= My Fur Lady =

My Fur Lady is a satirical musical theatre production, first staged in Canada in the 1950s. Directed by Brian Macdonald, it was premiered in Montreal on February 7, 1957, by McGill University students. A revue, it tells the story of Princess Aurora Borealis (the contralto Ann Golden) of "Mukluko" ("near" Baffin Island) who is searching for a husband, to help keep her country independent from Canada. The music combined elements of 1940s tunes, the contemporary 1950s rock and roll era and a degree of jazz, while the lyrics reflected the political events of the times.

It was co-written and produced by James de Beaujeu Domville, Timothy Porteous, Donald MacSween, Galt MacDermot, Harry Garber and Roy Wolvin. Later in 1957 the production played at the Stratford Festival, and toured Canada during the rest of the year and into 1958. 402 performances were given, across 82 locations. An original cast recording was made in June 1957.
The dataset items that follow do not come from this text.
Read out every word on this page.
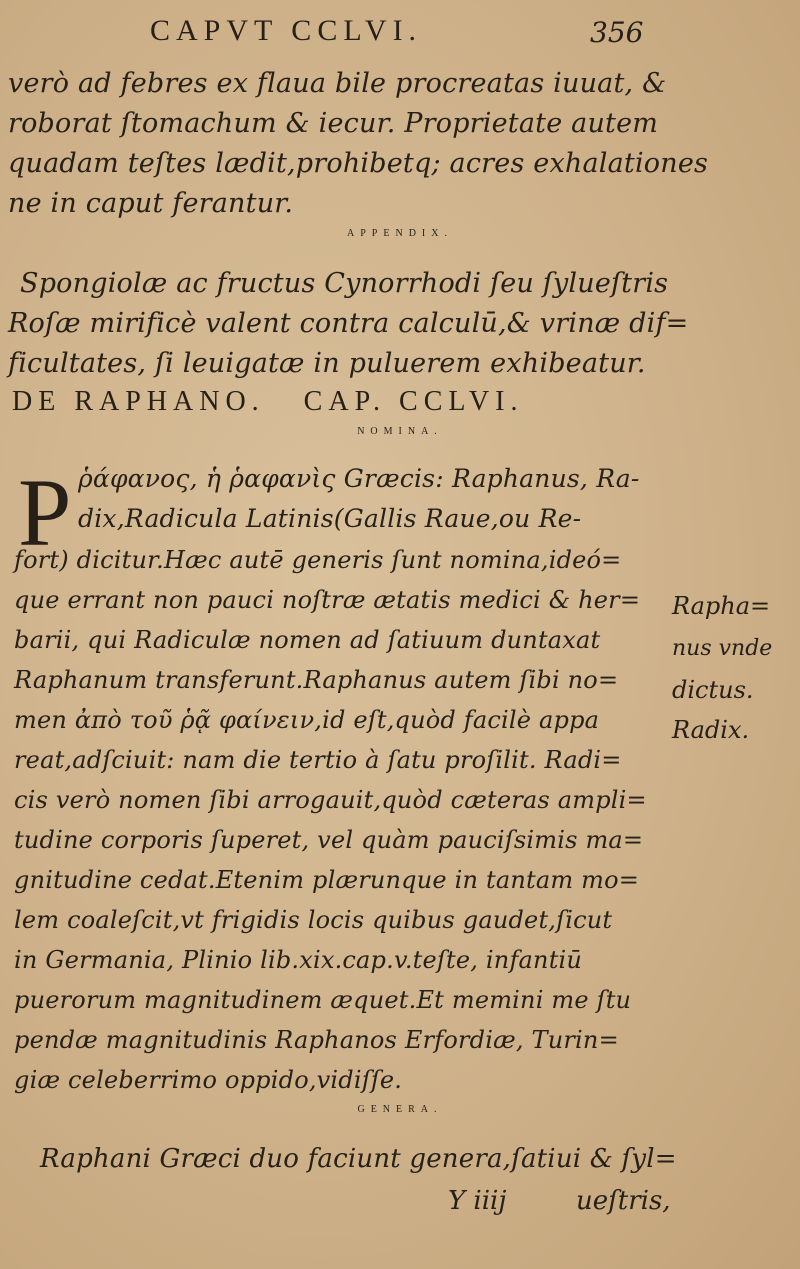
CAPVT CCLVI.	356
verò ad febres ex flaua bile procreatas iuuat, &
roborat ſtomachum & iecur. Proprietate autem
quadam teſtes lædit,prohibetq; acres exhalationes
ne in caput ferantur.
APPENDIX.
Spongiolæ ac fructus Cynorrhodi ſeu ſylueſtris
Roſæ mirificè valent contra calculū,& vrinæ dif=
ficultates, ſi leuigatæ in puluerem exhibeatur.
DE RAPHANO.   CAP. CCLVI.
NOMINA.
P ῥάφανος, ἡ ῥαφανὶς Græcis: Raphanus, Ra-
dix,Radicula Latinis(Gallis Raue,ou Re-
fort) dicitur.Hæc autē generis ſunt nomina,ideó=
que errant non pauci noſtræ ætatis medici & her=
barii, qui Radiculæ nomen ad ſatiuum duntaxat
Raphanum transferunt.Raphanus autem ſibi no=
men ἀπὸ τοῦ ῥᾷ φαίνειν,id eſt,quòd facilè appa
reat,adſciuit: nam die tertio à ſatu proſilit. Radi=
cis verò nomen ſibi arrogauit,quòd cæteras ampli=
tudine corporis ſuperet, vel quàm pauciſsimis ma=
gnitudine cedat.Etenim plærunque in tantam mo=
lem coaleſcit,vt frigidis locis quibus gaudet,ſicut
in Germania, Plinio lib.xix.cap.v.teſte, infantiū
puerorum magnitudinem æquet.Et memini me ſtu
pendæ magnitudinis Raphanos Erfordiæ, Turin=
giæ celeberrimo oppido,vidiſſe.
GENERA.
Raphani Græci duo faciunt genera,ſatiui & ſyl=
Y iiij	ueſtris,
Rapha=
nus vnde
dictus.
Radix.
James Domville, producer, was 25 years later head of the National Film Board, Brian MacDonald was choreographer of Les Grands Ballets Canadiens, Timothy Porteous was chairman of the Canada Council, James Hugessen, male lead, was Associate Chief Justice of the Quebec Superior Court and librettist Donald MacSween was director of the National Arts Centre in Ottawa.

== Synopsis ==
The show starts off with Mukluko (located near Baffin Island)'s Eskimo citizens celebrating the cash they made by overcharging the constructors of the D.E.W. (distant early warning) line. Their celebration, however, is interrupted by Princess Aurora Borealis (played by Ann Golden), who is searching for a husband in order to keep her country independent from Canada. She is then sent south to find a husband in Canada ("Into a New World").

Upon her arrival in Canada, Princess Aurora meets Rex Hammerstein (played by Jim Hugessen), a reporter for the True Canadian Romances Magazine. When Rex hears that Princess Aurora is an immigrant, he proposes to take her on a national tour. Aurora agrees, knowing that this would be a good way to find a husband, and instructs Rex about how to think like a Canadian citizen would ("Teach Me How to Think Canadian").

The Canadian government tour in Ottawa begins with a visit to the Governor General (played by Wilfred Hastings), who sings about attending to his generalities ("Governor Generalities"). Culturally speaking, he instructs his Culturality Squad (played by Elizabeth Heseltine, David Langstroth, and Donald Harvie) to take the Princess in hand. They talk about their objective, which is to disseminate the nation ("Canadiana").

The Governor General's secretary, Lilli Brogida (played by Nancy Bacal) talks of her annoyance for preferring culture to a more informal relationship ("Honey Don't Be Highbrow"). Meanwhile, in the Governor General's office, Rex discovers his old fiancée, Constable Renfrew (played by July Tarlo) of the RCMP, whose current job is to guard the Governor-General. Rex and Constable describe their mutual feelings ("We Hate Each Other").

After visiting the Department of National Defence, the Princess's tour of the Canadian government culminates with the opening of Parliament, where she hears the members debating the issues with the official Canadian flag. The members, led by the Minister of Supply and Demand (played by John MacLeod), finally make their decision to leave the solution to Louis St. Laurent, the Prime Minister of Canada at the time ("...And Howe!").

Act II starts off with a public student meeting, whose occupants explain about the coming week ("Next Week Is Work Week"). After listening to a rant about Canadian poetry, Princess Aurora is taken to the Kappa Kappa Kappa female organization, where the girls from the women's residents teach her a dance ("Royal Victoria Rag").

The Princess's tour of the Canadian government ends at the Governor General's annual Protocol Ball, which takes place at the evening of her 21st birthday. The Governor General's butler, Lilli and Morton (played by John MacLeod), make their observations about society ("Society Gets Higher Every Year"). Following their presentations, the debutantes pay tribute to the source of their high life ("The Debutantes' So-Glad-You-Can-Pay-For-Me-Dad Waltz"). Suddenly, decorum is brought to a conclusion with a frantic rock-'n'-roll scene ("Eulogy to Elvis"), which suddenly gets interrupted by the arrival of a member of the Quebec Censorship Board (played by Donald Harvie), who hereby declares that the eulogy has become obscene, and decides that he must snip it ("Snip").

Not having paid duty to the vulgarity of contemporary 1950's music, the Princess finds refuge in the Governor General's company, and the two fall in love with each other. The Ball ends with the Princess in the arms of the Governor General ("I'm for Love").

Back north in Mukluko, preparations made by its citizens and the Canadian Delegation for the union ceremony between the two countries was unexpectedly interrupted by the arrival of the Governor General's party, and the announcement of His Excellence's marriage to Princess Aurora. This ceremony of political union is converted to a ceremony of matrimonial union. The curtains close with a romantic, patriotic finale.